Se hoje há mais bares de cocktails de autor e se mesmo os restaurantes apostam cada vez mais nessa vertente, Paulo e Emanuel não duvidam que têm uma quota parte de responsabilidade. É fruto de muito trabalho, acredita a dupla que criou o Red Frog em 2015, inspirando-se nos bares clandestinos que surgiram nos EUA nos anos 20, durante a Lei Seca.
Ainda na Rua do Salitre, o Red Frog chegou a dar nas vistas, e em 2017 entrou pela primeira vez para o The World’s 50 Best Bar (na 92.ª posição). Mas sem saberem, não era ali que teria espaço para crescer. Parece um contra-senso que isso tenha acontecido num espaço com apenas oito mesas, ao contrário do antigo bar, que dava para cerca de 70 pessoas.

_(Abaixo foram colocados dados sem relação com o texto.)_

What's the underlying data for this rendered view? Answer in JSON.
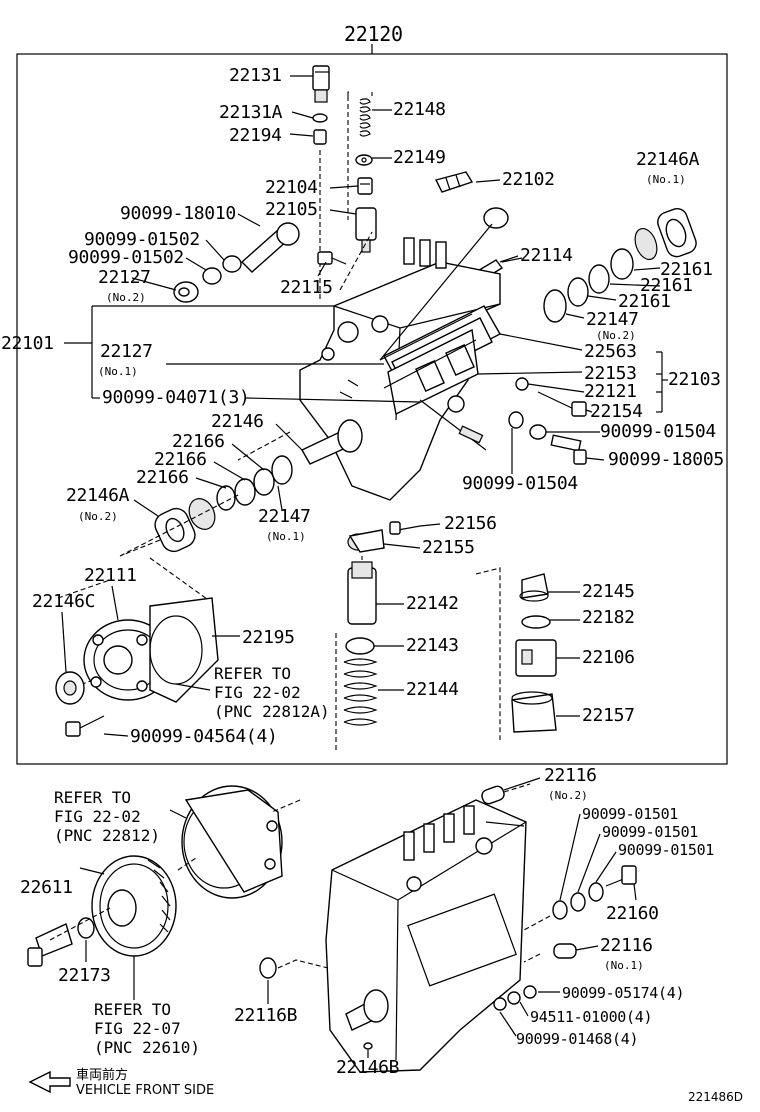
{
  "title": "22120",
  "code": "221486D",
  "vehicle_front": {
    "jp": "車両前方",
    "en": "VEHICLE FRONT SIDE"
  },
  "refs": {
    "r1": [
      "REFER TO",
      "FIG 22-02",
      "(PNC 22812A)"
    ],
    "r2": [
      "REFER TO",
      "FIG 22-02",
      "(PNC 22812)"
    ],
    "r3": [
      "REFER TO",
      "FIG 22-07",
      "(PNC 22610)"
    ]
  },
  "labels": {
    "p22131": "22131",
    "p22131A": "22131A",
    "p22194": "22194",
    "p22148": "22148",
    "p22149": "22149",
    "p22104": "22104",
    "p22105": "22105",
    "p22102": "22102",
    "p22146A_top": "22146A",
    "p18010": "90099-18010",
    "p01502a": "90099-01502",
    "p01502b": "90099-01502",
    "p22127a": "22127",
    "p22115": "22115",
    "p22114": "22114",
    "p22161a": "22161",
    "p22161b": "22161",
    "p22161c": "22161",
    "p22147a": "22147",
    "p22101": "22101",
    "p22127b": "22127",
    "p22563": "22563",
    "p22153": "22153",
    "p22103": "22103",
    "p04071": "90099-04071(3)",
    "p22121": "22121",
    "p22154": "22154",
    "p22146": "22146",
    "p01504a": "90099-01504",
    "p18005": "90099-18005",
    "p22166a": "22166",
    "p22166b": "22166",
    "p22166c": "22166",
    "p01504b": "90099-01504",
    "p22146A_low": "22146A",
    "p22147b": "22147",
    "p22156": "22156",
    "p22155": "22155",
    "p22111": "22111",
    "p22146C": "22146C",
    "p22142": "22142",
    "p22145": "22145",
    "p22182": "22182",
    "p22195": "22195",
    "p22143": "22143",
    "p22106": "22106",
    "p22144": "22144",
    "p22157": "22157",
    "p04564": "90099-04564(4)",
    "p22116a": "22116",
    "p01501a": "90099-01501",
    "p01501b": "90099-01501",
    "p01501c": "90099-01501",
    "p22611": "22611",
    "p22160": "22160",
    "p22116b": "22116",
    "p22173": "22173",
    "p22116B": "22116B",
    "p05174": "90099-05174(4)",
    "p94511": "94511-01000(4)",
    "p01468": "90099-01468(4)",
    "p22146B": "22146B"
  },
  "notes": {
    "no1_a": "(No.1)",
    "no2_a": "(No.2)",
    "no2_b": "(No.2)",
    "no1_b": "(No.1)",
    "no2_c": "(No.2)",
    "no1_c": "(No.1)",
    "no2_d": "(No.2)",
    "no1_d": "(No.1)"
  }
}
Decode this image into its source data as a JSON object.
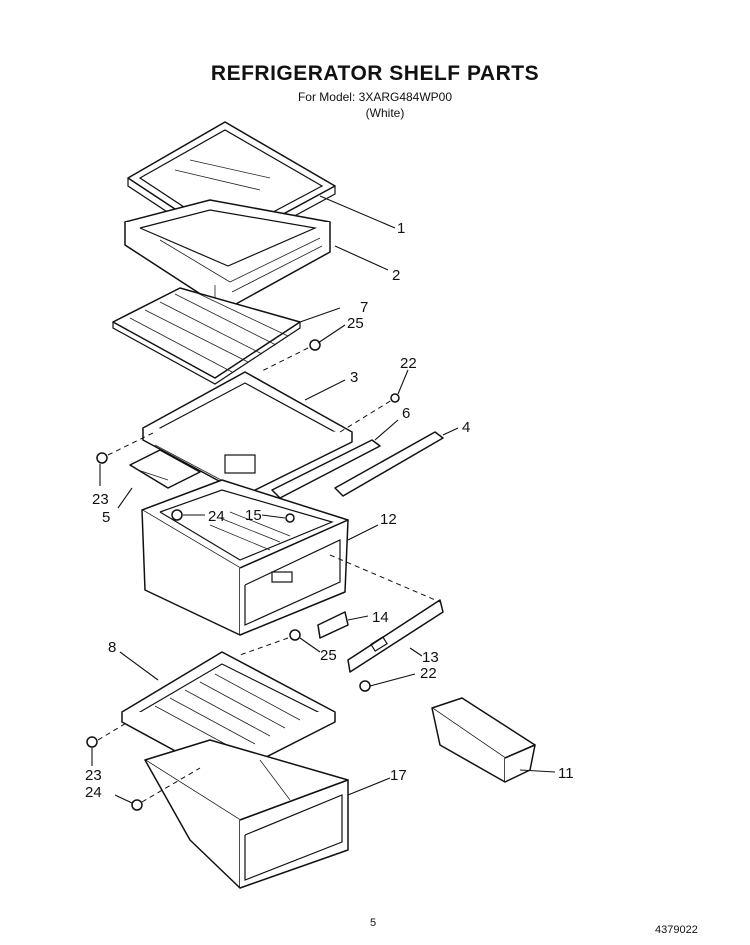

Talvez esteja aí o segredo. Desde que abriu na Praça da Alegria, no interior do Monkey Mash – não revelamos onde, para que parte da experiência não se dilua –, que tudo passou a fazer mais sentido. E ainda nem se arrojaram nos cocktails, já que a aposta tem sido numa carta que reúne alguns dos melhores cocktails antigos, embora com um twist, como o Star Fizz (14€), com Tanqueray Ten, sabugueiro e erva príncipe, pepino e rosas; ou o Bee’s Knees (14€), com Gin Mare, limão e mel.
Para entrar, é preciso reservar. Longe vão os tempos das filas à porta. É possível que, com a novidade a espalhar-se, fique mais difícil arranjar lugar. Mas Paulo avisa: “Nós vamos estar cá com a mesma dedicação e serviço o resto do ano.” Agora não vá como se fosse para um bar qualquer, porque o Red Frog não é um bar qualquer.
O que faz do Red Frog um dos melhores bares do mundo?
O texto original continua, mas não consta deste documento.